The Times On Anastos Gaffe
We love how dumb, PG-13 stuff like this turns the Times into a blushing, incoherent, stammering, Midwestern housewife who spells hell with double hockey sticks:
Whatever Ernie Anastos, the longtime New York television news anchor, was trying to say, it did not come out right on Wednesday night. His inadvertent use of what could literally be called a barnyard epithet made him an unintended star on the Internet all day Thursday.In the course of one of those familiar jocular exchanges, Mr. Anastos, the co-anchor on the 10 p.m. newscast on WNYW (Channel 5), seemed to be referring to the old commercial for Perdue chicken when he suggested to the weatherman, Nick Gregory, that “it takes a tough man to make a tender forecast.”

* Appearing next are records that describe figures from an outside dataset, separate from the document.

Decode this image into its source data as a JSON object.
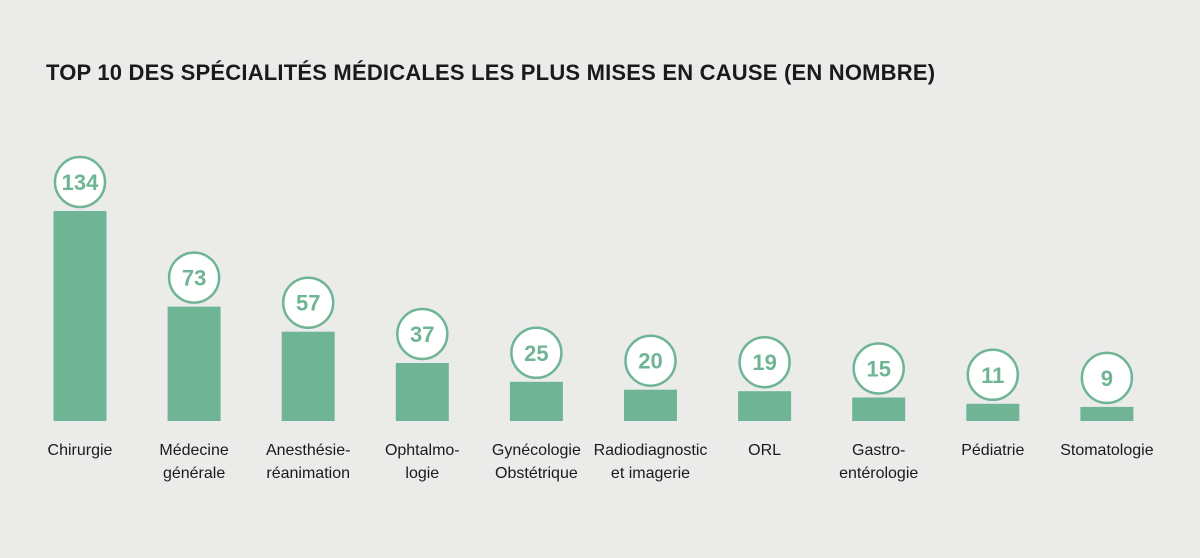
{
  "chart_data": {
    "type": "bar",
    "title": "TOP 10 DES SPÉCIALITÉS MÉDICALES LES PLUS MISES EN CAUSE (EN NOMBRE)",
    "categories": [
      [
        "Chirurgie"
      ],
      [
        "Médecine",
        "générale"
      ],
      [
        "Anesthésie-",
        "réanimation"
      ],
      [
        "Ophtalmo-",
        "logie"
      ],
      [
        "Gynécologie",
        "Obstétrique"
      ],
      [
        "Radiodiagnostic",
        "et imagerie"
      ],
      [
        "ORL"
      ],
      [
        "Gastro-",
        "entérologie"
      ],
      [
        "Pédiatrie"
      ],
      [
        "Stomatologie"
      ]
    ],
    "values": [
      134,
      73,
      57,
      37,
      25,
      20,
      19,
      15,
      11,
      9
    ],
    "ylim": [
      0,
      134
    ],
    "grid": false,
    "legend": "none",
    "colors": {
      "bar": "#6fb595",
      "circle_stroke": "#6fb595",
      "circle_fill": "#ffffff",
      "value_text": "#6fb595",
      "background": "#ebebea"
    }
  }
}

That was not the objectionable portion of the broadcast, but it may have befuddled some viewers because Perdue has not regularly used that phrase in its advertising since 1993. But then Mr. Anastos added a suggestion for what Mr. Gregory could do with the chickens, using a term that qualifies as the sine qua no-no of live television....
Bruce Greengart, 58, a retired civil servant from Midwood, Brooklyn, said: “You’re not supposed to say those words. Kids may be listening to this thing.”
After watching the clip, Heather Scott, 38, of Crown Heights, Brooklyn, said, “Oh my God, what is he thinking?” She added: “We’ve all said things that are inappropriate. We’ve all done it, he happens to be broadcasting it.”
Not that she had heard the term that particular way. “What an odd phrase to use,” she said.